He’s famous for his CNN show Larry King Live, but he’s also an accomplished author who has just published his fourteenth book, “Moon Over Manhattan.” The difference is that this is his first novel. Here's an excerpt:FOREWORDAs many of you know I am a born and raised New Yorker (Brooklyn). Over the years, my career has taken me all over the country, and I’ve been living on the West Coas
/ Source: TODAY

He’s famous for his CNN show Larry King Live, but he’s also an accomplished author who has just published his fourteenth book, “Moon Over Manhattan.” The difference is that this is his first novel. Here's an excerpt:

FOREWORD

As many of you know I am a born and raised New Yorker (Brooklyn). Over the years, my career has taken me all over the country, and I’ve been living on the West Coast for some time now, but my heart has always remained in New York.

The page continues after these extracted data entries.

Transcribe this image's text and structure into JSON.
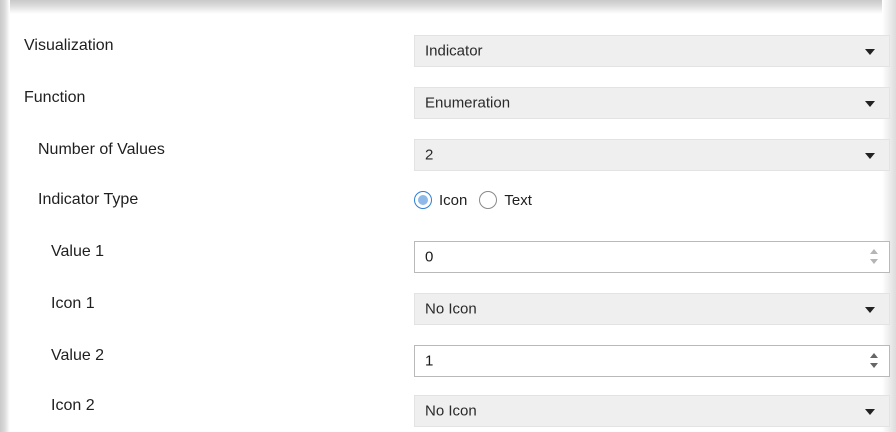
{
  "rows": {
    "visualization": {
      "label": "Visualization",
      "value": "Indicator"
    },
    "function": {
      "label": "Function",
      "value": "Enumeration"
    },
    "number_of_values": {
      "label": "Number of Values",
      "value": "2"
    },
    "indicator_type": {
      "label": "Indicator Type",
      "options": [
        "Icon",
        "Text"
      ],
      "selected": "Icon"
    },
    "value1": {
      "label": "Value 1",
      "value": "0"
    },
    "icon1": {
      "label": "Icon 1",
      "value": "No Icon"
    },
    "value2": {
      "label": "Value 2",
      "value": "1"
    },
    "icon2": {
      "label": "Icon 2",
      "value": "No Icon"
    }
  },
  "colors": {
    "combo_bg": "#efefef",
    "radio_accent": "#2d7fd6"
  },
  "icons": {
    "dropdown": "chevron-down-icon",
    "spin_up": "spin-up-icon",
    "spin_down": "spin-down-icon"
  }
}
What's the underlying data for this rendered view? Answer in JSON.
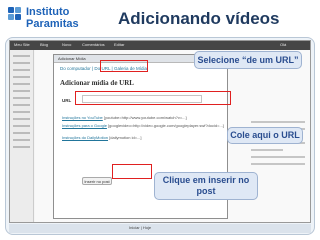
{
  "slide": {
    "logo_line1": "Instituto",
    "logo_line2": "Paramitas",
    "title": "Adicionando vídeos",
    "brand_color": "#1e63b8"
  },
  "screenshot": {
    "admin_bar": [
      "Meu Site",
      "Blog",
      "Novo",
      "Comentários",
      "Editar",
      "Olá"
    ],
    "modal": {
      "titlebar": "Adicionar Mídia",
      "tabs": "Do computador  |  Do URL  |  Galeria de Mídia",
      "heading": "Adicionar mídia de URL",
      "url_label": "URL",
      "instructions": [
        {
          "prefix": "Instruções no YouTube",
          "text": "[youtube=http://www.youtube.com/watch?v=...]"
        },
        {
          "prefix": "Instruções para o Google",
          "text": "[googlevideo=http://video.google.com/googleplayer.swf?docid=...]"
        },
        {
          "prefix": "Instruções do DailyMotion",
          "text": "[dailymotion id=...]"
        }
      ],
      "insert_button": "Inserir no post"
    },
    "status_text": "Iniciar | Hoje"
  },
  "callouts": {
    "select_url": "Selecione “de um URL”",
    "paste_here": "Cole aqui o URL",
    "click_insert": "Clique em inserir no post"
  }
}
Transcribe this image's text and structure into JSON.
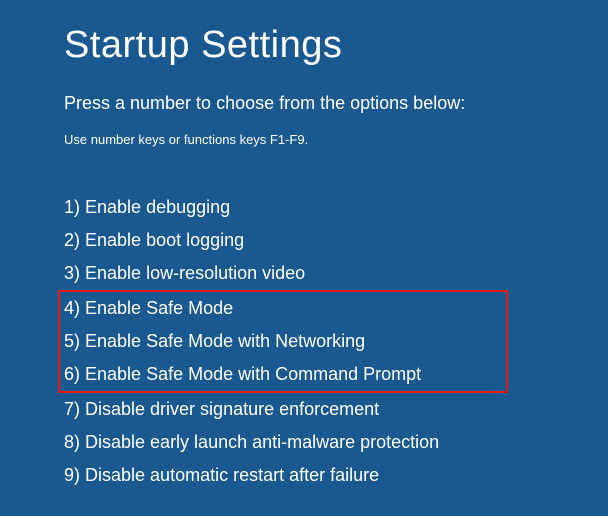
{
  "title": "Startup Settings",
  "subtitle": "Press a number to choose from the options below:",
  "hint": "Use number keys or functions keys F1-F9.",
  "options": [
    {
      "num": "1",
      "label": "Enable debugging"
    },
    {
      "num": "2",
      "label": "Enable boot logging"
    },
    {
      "num": "3",
      "label": "Enable low-resolution video"
    },
    {
      "num": "4",
      "label": "Enable Safe Mode"
    },
    {
      "num": "5",
      "label": "Enable Safe Mode with Networking"
    },
    {
      "num": "6",
      "label": "Enable Safe Mode with Command Prompt"
    },
    {
      "num": "7",
      "label": "Disable driver signature enforcement"
    },
    {
      "num": "8",
      "label": "Disable early launch anti-malware protection"
    },
    {
      "num": "9",
      "label": "Disable automatic restart after failure"
    }
  ],
  "highlight": {
    "color": "#e61717",
    "start_index": 3,
    "end_index": 5
  }
}
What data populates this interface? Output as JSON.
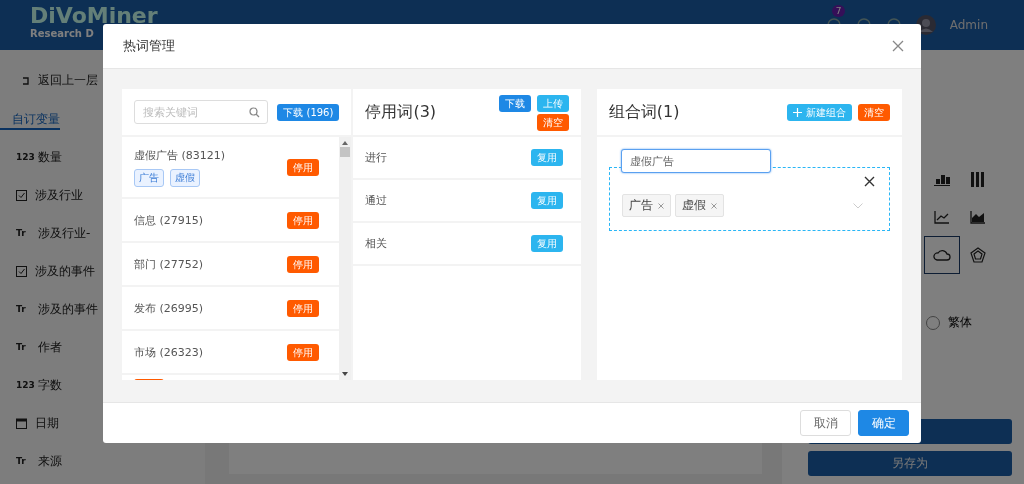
{
  "app": {
    "logo": "DiVoMiner",
    "logo_sub": "Research D",
    "notification_count": "7",
    "user": "Admin",
    "back": "返回上一层",
    "sidebar_tab": "自订变量",
    "variables": [
      {
        "kind": "number",
        "icon": "123",
        "label": "数量"
      },
      {
        "kind": "check",
        "label": "涉及行业"
      },
      {
        "kind": "text",
        "icon": "Tr",
        "label": "涉及行业-"
      },
      {
        "kind": "check",
        "label": "涉及的事件"
      },
      {
        "kind": "text",
        "icon": "Tr",
        "label": "涉及的事件"
      },
      {
        "kind": "text",
        "icon": "Tr",
        "label": "作者"
      },
      {
        "kind": "number",
        "icon": "123",
        "label": "字数"
      },
      {
        "kind": "date",
        "label": "日期"
      },
      {
        "kind": "text",
        "icon": "Tr",
        "label": "来源"
      }
    ],
    "chart_types": [
      {
        "kind": "stacked",
        "selected": false
      },
      {
        "kind": "columns",
        "selected": false
      },
      {
        "kind": "line",
        "selected": false
      },
      {
        "kind": "area",
        "selected": false
      },
      {
        "kind": "cloud",
        "selected": true
      },
      {
        "kind": "radar",
        "selected": false
      }
    ],
    "radio_option": {
      "label": "繁体",
      "selected": false
    },
    "save_as": "另存为"
  },
  "dialog": {
    "title": "热词管理",
    "hot_words": {
      "search": {
        "placeholder": "搜索关键词"
      },
      "download": "下载 (196)",
      "items": [
        {
          "word": "虚假广告 (83121)",
          "tags": [
            "广告",
            "虚假"
          ],
          "action": "停用"
        },
        {
          "word": "信息 (27915)",
          "action": "停用"
        },
        {
          "word": "部门 (27752)",
          "action": "停用"
        },
        {
          "word": "发布 (26995)",
          "action": "停用"
        },
        {
          "word": "市场 (26323)",
          "action": "停用"
        }
      ]
    },
    "stop_words": {
      "title": "停用词(3)",
      "download": "下载",
      "upload": "上传",
      "clear": "清空",
      "items": [
        {
          "word": "进行",
          "action": "复用"
        },
        {
          "word": "通过",
          "action": "复用"
        },
        {
          "word": "相关",
          "action": "复用"
        }
      ]
    },
    "combined_words": {
      "title": "组合词(1)",
      "new": "新建组合",
      "clear": "清空",
      "groups": [
        {
          "name": "虚假广告",
          "tags": [
            "广告",
            "虚假"
          ]
        }
      ]
    },
    "cancel": "取消",
    "ok": "确定"
  }
}
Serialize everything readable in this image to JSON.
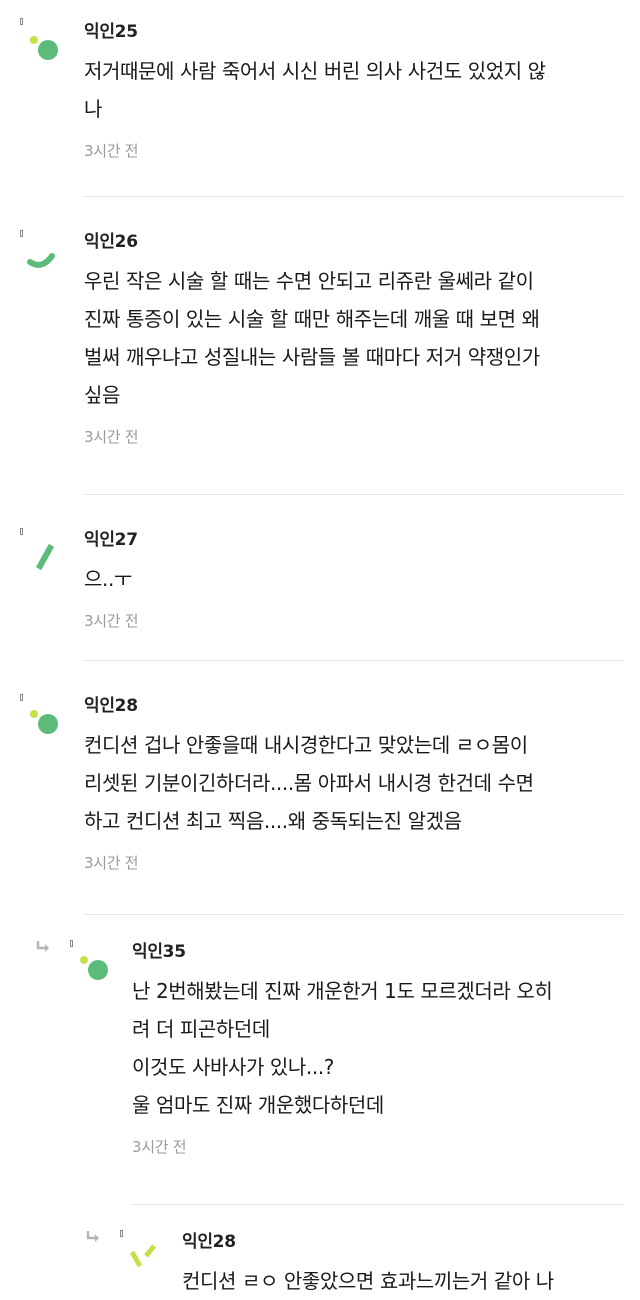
{
  "comments": [
    {
      "nick": "익인25",
      "lines": [
        "저거때문에 사람 죽어서 시신 버린 의사 사건도 있었지 않",
        "나"
      ],
      "time": "3시간 전",
      "avatar": "dots-green"
    },
    {
      "nick": "익인26",
      "lines": [
        "우린 작은 시술 할 때는 수면 안되고 리쥬란 울쎄라 같이",
        "진짜 통증이 있는 시술 할 때만 해주는데 깨울 때 보면 왜",
        "벌써 깨우냐고 성질내는 사람들 볼 때마다 저거 약쟁인가",
        "싶음"
      ],
      "time": "3시간 전",
      "avatar": "arc-green"
    },
    {
      "nick": "익인27",
      "lines": [
        "으..ㅜ"
      ],
      "time": "3시간 전",
      "avatar": "slash-green"
    },
    {
      "nick": "익인28",
      "lines": [
        "컨디션 겁나 안좋을때 내시경한다고 맞았는데 ㄹㅇ몸이",
        "리셋된 기분이긴하더라....몸 아파서 내시경 한건데 수면",
        "하고 컨디션 최고 찍음....왜 중독되는진 알겠음"
      ],
      "time": "3시간 전",
      "avatar": "dots-green"
    },
    {
      "nick": "익인35",
      "lines": [
        "난 2번해봤는데 진짜 개운한거 1도 모르겠더라 오히",
        "려 더 피곤하던데",
        "이것도 사바사가 있나...?",
        "울 엄마도 진짜 개운했다하던데"
      ],
      "time": "3시간 전",
      "avatar": "dots-green",
      "reply": true
    },
    {
      "nick": "익인28",
      "lines": [
        "컨디션 ㄹㅇ 안좋았으면 효과느끼는거 같아 나"
      ],
      "time": "",
      "avatar": "dashes-lime",
      "reply": true
    }
  ],
  "colors": {
    "green": "#5dbb7a",
    "lime": "#c6e04a",
    "time": "#9a9a9a",
    "divider": "#e6e6e6"
  },
  "icons": {
    "reply": "reply-arrow-icon"
  }
}
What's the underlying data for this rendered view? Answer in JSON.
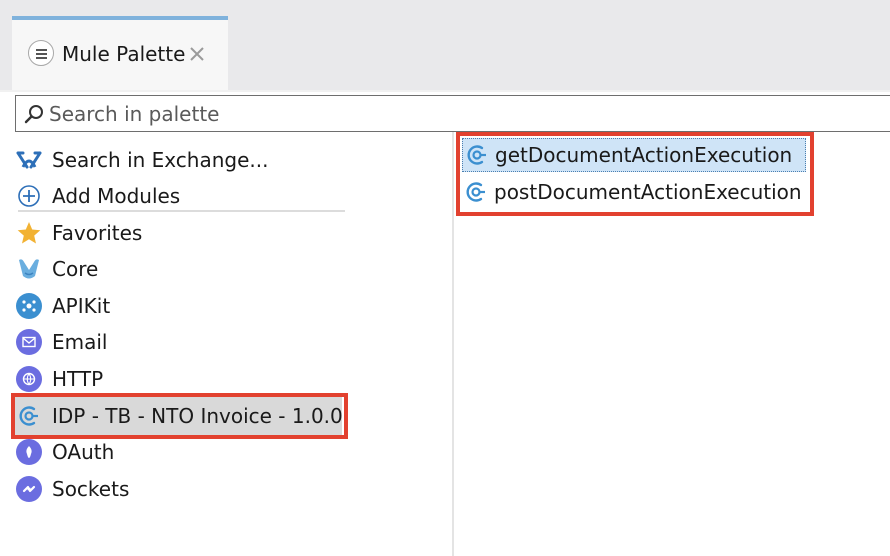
{
  "tab": {
    "title": "Mule Palette"
  },
  "search": {
    "placeholder": "Search in palette",
    "value": ""
  },
  "actions": [
    {
      "label": "Search in Exchange..."
    },
    {
      "label": "Add Modules"
    }
  ],
  "modules": [
    {
      "label": "Favorites"
    },
    {
      "label": "Core"
    },
    {
      "label": "APIKit"
    },
    {
      "label": "Email"
    },
    {
      "label": "HTTP"
    },
    {
      "label": "IDP - TB - NTO Invoice - 1.0.0",
      "selected": true
    },
    {
      "label": "OAuth"
    },
    {
      "label": "Sockets"
    }
  ],
  "operations": [
    {
      "label": "getDocumentActionExecution",
      "selected": true
    },
    {
      "label": "postDocumentActionExecution"
    }
  ],
  "colors": {
    "accent_tab": "#7fb2dc",
    "highlight": "#e2412f",
    "module_icon": "#6b6de0",
    "selection_bg": "#cfe4f7"
  }
}
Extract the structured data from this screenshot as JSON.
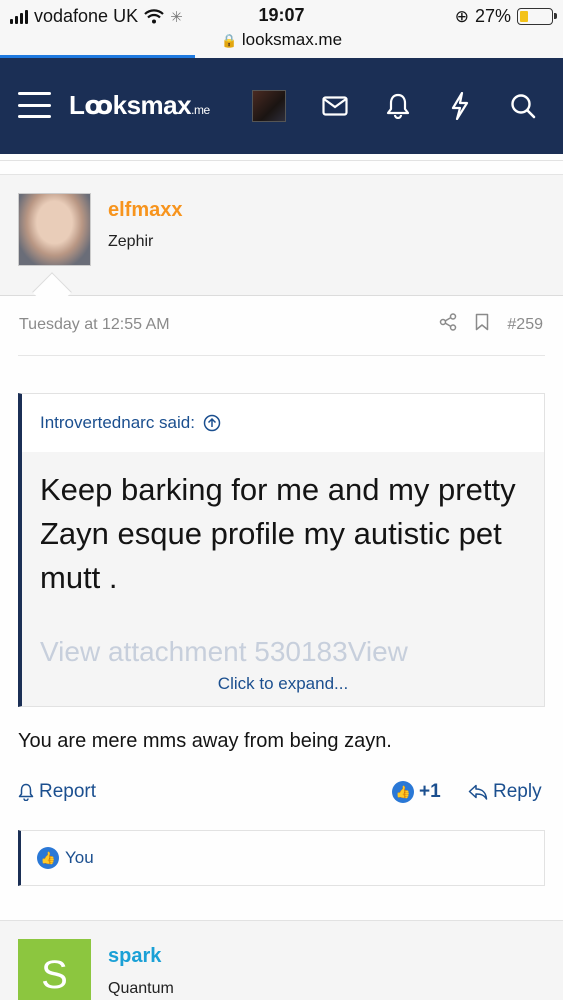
{
  "status_bar": {
    "carrier": "vodafone UK",
    "time": "19:07",
    "url": "looksmax.me",
    "battery": "27%"
  },
  "nav": {
    "logo_main": "Lꝏksmax",
    "logo_suffix": ".me"
  },
  "post": {
    "username": "elfmaxx",
    "user_title": "Zephir",
    "timestamp": "Tuesday at 12:55 AM",
    "post_number": "#259",
    "quote": {
      "author": "Introvertednarc said:",
      "text": "Keep barking for me and my pretty Zayn esque profile my autistic pet mutt .",
      "faded_text": "View attachment 530183View",
      "expand_label": "Click to expand..."
    },
    "reply_text": "You are mere mms away from being zayn.",
    "actions": {
      "report": "Report",
      "like_count": "+1",
      "reply": "Reply"
    },
    "likes_by": "You"
  },
  "next_post": {
    "avatar_letter": "S",
    "username": "spark",
    "user_title": "Quantum"
  },
  "colors": {
    "navbar": "#1b2f55",
    "username_orange": "#f7941d",
    "link_blue": "#1b4f8f",
    "username_cyan": "#1aa0d6",
    "avatar_green": "#8cc63f"
  }
}
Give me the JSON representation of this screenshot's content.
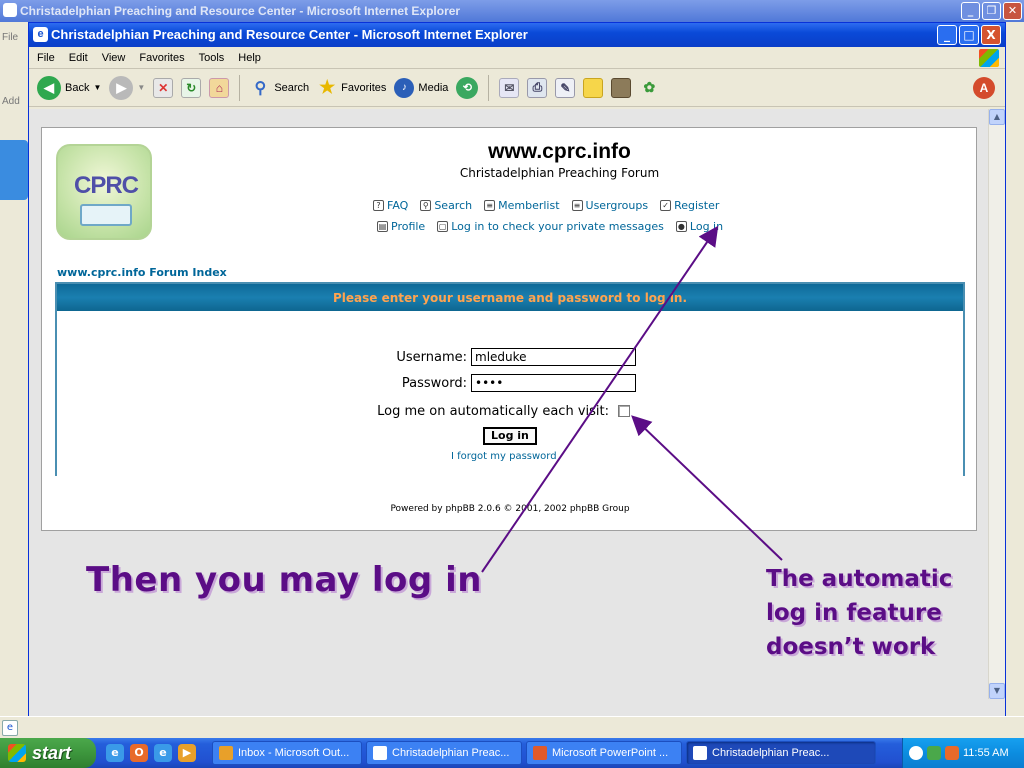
{
  "background_window": {
    "title": "Christadelphian Preaching and Resource Center - Microsoft Internet Explorer",
    "left_fragments": [
      "File",
      "Add"
    ]
  },
  "window": {
    "title": "Christadelphian Preaching and Resource Center - Microsoft Internet Explorer",
    "controls": {
      "minimize": "_",
      "maximize": "□",
      "close": "X"
    }
  },
  "menu": [
    "File",
    "Edit",
    "View",
    "Favorites",
    "Tools",
    "Help"
  ],
  "toolbar": {
    "back": "Back",
    "search": "Search",
    "favorites": "Favorites",
    "media": "Media"
  },
  "forum": {
    "logo_text": "CPRC",
    "site_name": "www.cprc.info",
    "site_desc": "Christadelphian Preaching Forum",
    "nav_top": [
      "FAQ",
      "Search",
      "Memberlist",
      "Usergroups",
      "Register"
    ],
    "nav_bottom": [
      "Profile",
      "Log in to check your private messages",
      "Log in"
    ],
    "index_link": "www.cprc.info Forum Index",
    "login_header": "Please enter your username and password to log in.",
    "username_label": "Username:",
    "username_value": "mleduke",
    "password_label": "Password:",
    "password_value": "••••",
    "autologin_label": "Log me on automatically each visit:",
    "login_button": "Log in",
    "forgot_link": "I forgot my password",
    "powered_by": "Powered by phpBB 2.0.6 © 2001, 2002 phpBB Group"
  },
  "annotations": {
    "left": "Then you may log in",
    "right": "The automatic log in feature doesn’t work",
    "color": "#5b0d86"
  },
  "taskbar": {
    "start": "start",
    "tasks": [
      {
        "label": "Inbox - Microsoft Out...",
        "active": false
      },
      {
        "label": "Christadelphian Preac...",
        "active": false
      },
      {
        "label": "Microsoft PowerPoint ...",
        "active": false
      },
      {
        "label": "Christadelphian Preac...",
        "active": true
      }
    ],
    "clock": "11:55 AM"
  }
}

My friend Tom Cook, on the other hand, is a born-and-bred Southerner who now lives in Manhattan and has grown to love his adopted city. Tom is a wonderful writer, an Edgar-Award nominated author, who doesn’t flinch from the darker side of life in his work. Who better to collaborate with? I had wanted to write a mystery for some time. I was turning over a plot about missing children in my mind, a topic very near and dear to my heart. I knew Tom would be the perfect person to work with. For several months we kicked around plots and ideas, toying with storylines.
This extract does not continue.